As I continue to fight breast cancer, I look forward to more conversations with my children about what it means to be a woman. I want them to draw their own conclusions and explore the answers. This is where real change will begin. I’m excited for them to witness first hand that long hair and boobs are not the recipe for a female, but are merely pieces of the design. Pieces of design, that we can alter for our expression, health, or happiness – but that the home remains the same. It is made clear that being a woman is not these social constructs we have lived by for so long. That hair and boobs, ovaries and reproduction, are not what defines me. As my body changes inside and out, my spirit remains the same.
In a perfect world where a book is not judged by a cover but rather by its story, I could thrive as my newly found battle with cancer is a real page-turner. But how do I share my conclusion of womanhood in a world that still markets photos of one small demographic in their ads and magazines, where our appearance is how we are evaluated, and where the measure of a woman is determined in a matter of seconds and not a conversation? My only conclusion is to let my female spirit soar!
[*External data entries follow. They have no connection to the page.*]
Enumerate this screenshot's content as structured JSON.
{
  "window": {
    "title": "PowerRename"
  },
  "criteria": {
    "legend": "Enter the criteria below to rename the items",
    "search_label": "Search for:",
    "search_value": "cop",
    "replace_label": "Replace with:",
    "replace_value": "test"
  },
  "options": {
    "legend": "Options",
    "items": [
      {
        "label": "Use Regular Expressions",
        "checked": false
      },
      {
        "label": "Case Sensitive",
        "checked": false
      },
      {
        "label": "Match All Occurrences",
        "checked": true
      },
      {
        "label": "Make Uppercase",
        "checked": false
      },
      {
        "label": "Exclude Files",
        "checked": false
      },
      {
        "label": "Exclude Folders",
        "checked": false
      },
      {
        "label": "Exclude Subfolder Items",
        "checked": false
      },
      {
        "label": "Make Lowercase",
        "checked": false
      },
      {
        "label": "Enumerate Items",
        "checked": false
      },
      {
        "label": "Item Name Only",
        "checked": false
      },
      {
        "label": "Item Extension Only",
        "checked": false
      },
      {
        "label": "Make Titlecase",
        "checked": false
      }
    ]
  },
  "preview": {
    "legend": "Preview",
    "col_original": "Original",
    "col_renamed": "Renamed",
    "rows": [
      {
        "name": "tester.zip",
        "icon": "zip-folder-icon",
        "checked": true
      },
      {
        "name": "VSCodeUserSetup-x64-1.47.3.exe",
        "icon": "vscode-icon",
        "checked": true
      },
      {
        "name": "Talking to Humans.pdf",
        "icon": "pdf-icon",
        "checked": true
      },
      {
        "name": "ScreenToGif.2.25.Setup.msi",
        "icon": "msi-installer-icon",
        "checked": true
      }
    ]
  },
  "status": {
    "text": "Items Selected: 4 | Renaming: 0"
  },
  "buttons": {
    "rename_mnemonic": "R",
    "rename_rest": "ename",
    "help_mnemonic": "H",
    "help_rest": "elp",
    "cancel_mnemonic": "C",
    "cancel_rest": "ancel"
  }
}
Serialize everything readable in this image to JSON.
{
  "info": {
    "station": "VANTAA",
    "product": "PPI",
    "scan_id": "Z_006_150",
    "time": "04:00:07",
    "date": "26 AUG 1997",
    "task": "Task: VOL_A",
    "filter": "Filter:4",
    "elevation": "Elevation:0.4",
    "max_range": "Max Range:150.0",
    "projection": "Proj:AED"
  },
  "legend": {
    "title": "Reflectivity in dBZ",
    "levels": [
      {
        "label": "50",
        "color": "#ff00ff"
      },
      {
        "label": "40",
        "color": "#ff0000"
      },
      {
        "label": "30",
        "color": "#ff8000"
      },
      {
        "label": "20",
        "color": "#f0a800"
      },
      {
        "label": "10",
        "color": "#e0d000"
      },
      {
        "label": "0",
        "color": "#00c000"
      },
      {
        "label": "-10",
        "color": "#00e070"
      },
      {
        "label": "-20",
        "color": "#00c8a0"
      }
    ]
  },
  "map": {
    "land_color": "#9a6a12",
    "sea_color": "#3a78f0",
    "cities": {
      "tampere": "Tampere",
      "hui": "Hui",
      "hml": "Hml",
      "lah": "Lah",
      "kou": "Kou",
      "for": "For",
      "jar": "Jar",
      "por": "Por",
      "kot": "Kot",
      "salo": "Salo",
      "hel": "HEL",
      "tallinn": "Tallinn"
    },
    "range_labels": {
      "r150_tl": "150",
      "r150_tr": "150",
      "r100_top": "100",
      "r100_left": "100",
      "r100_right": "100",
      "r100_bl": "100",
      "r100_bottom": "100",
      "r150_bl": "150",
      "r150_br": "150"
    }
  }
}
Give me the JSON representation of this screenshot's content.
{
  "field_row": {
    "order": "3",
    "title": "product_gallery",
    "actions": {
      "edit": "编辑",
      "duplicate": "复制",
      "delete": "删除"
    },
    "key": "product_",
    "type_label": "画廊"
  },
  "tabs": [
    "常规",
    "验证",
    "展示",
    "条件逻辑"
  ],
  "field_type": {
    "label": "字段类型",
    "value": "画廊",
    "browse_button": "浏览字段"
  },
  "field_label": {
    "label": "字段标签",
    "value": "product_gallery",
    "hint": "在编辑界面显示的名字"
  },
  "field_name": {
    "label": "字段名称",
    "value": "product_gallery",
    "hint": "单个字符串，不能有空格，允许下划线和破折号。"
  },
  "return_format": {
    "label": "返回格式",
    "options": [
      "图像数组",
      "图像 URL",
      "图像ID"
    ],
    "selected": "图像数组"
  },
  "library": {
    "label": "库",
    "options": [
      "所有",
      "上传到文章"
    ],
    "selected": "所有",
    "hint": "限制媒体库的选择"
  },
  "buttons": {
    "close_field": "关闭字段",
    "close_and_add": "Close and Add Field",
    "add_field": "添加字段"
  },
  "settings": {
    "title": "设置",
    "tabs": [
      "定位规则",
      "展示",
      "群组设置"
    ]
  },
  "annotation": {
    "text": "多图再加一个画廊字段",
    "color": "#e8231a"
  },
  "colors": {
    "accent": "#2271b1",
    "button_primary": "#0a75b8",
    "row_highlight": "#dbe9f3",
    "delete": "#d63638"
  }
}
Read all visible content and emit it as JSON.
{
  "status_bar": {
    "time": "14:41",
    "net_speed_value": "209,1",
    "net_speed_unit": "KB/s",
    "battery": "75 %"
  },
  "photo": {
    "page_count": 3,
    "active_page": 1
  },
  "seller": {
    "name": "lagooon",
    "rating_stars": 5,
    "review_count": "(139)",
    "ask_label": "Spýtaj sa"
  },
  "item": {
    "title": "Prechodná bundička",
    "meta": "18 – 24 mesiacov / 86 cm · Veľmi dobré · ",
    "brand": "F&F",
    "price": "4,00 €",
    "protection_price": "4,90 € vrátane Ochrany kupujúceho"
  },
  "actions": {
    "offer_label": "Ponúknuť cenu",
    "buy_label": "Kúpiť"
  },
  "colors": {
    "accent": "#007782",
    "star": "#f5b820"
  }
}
That’s right, by stepping up to show you another silhouette of a woman. One with no hair, and soon to be flat-chested and nipple-less with large, laborious scars across her chest. In a place where self-love and embracing your body is making its way to the forefront, I’m happy to join others in representing women battling breast cancer. A disease that does not make us or rob us, but simply transforms us.
So what makes me a woman? Well I can tell you today, it’s heart, not hair. It’s brains, not boobs. It’s spirit. I take these as my own valuable lessons and happily pass them on.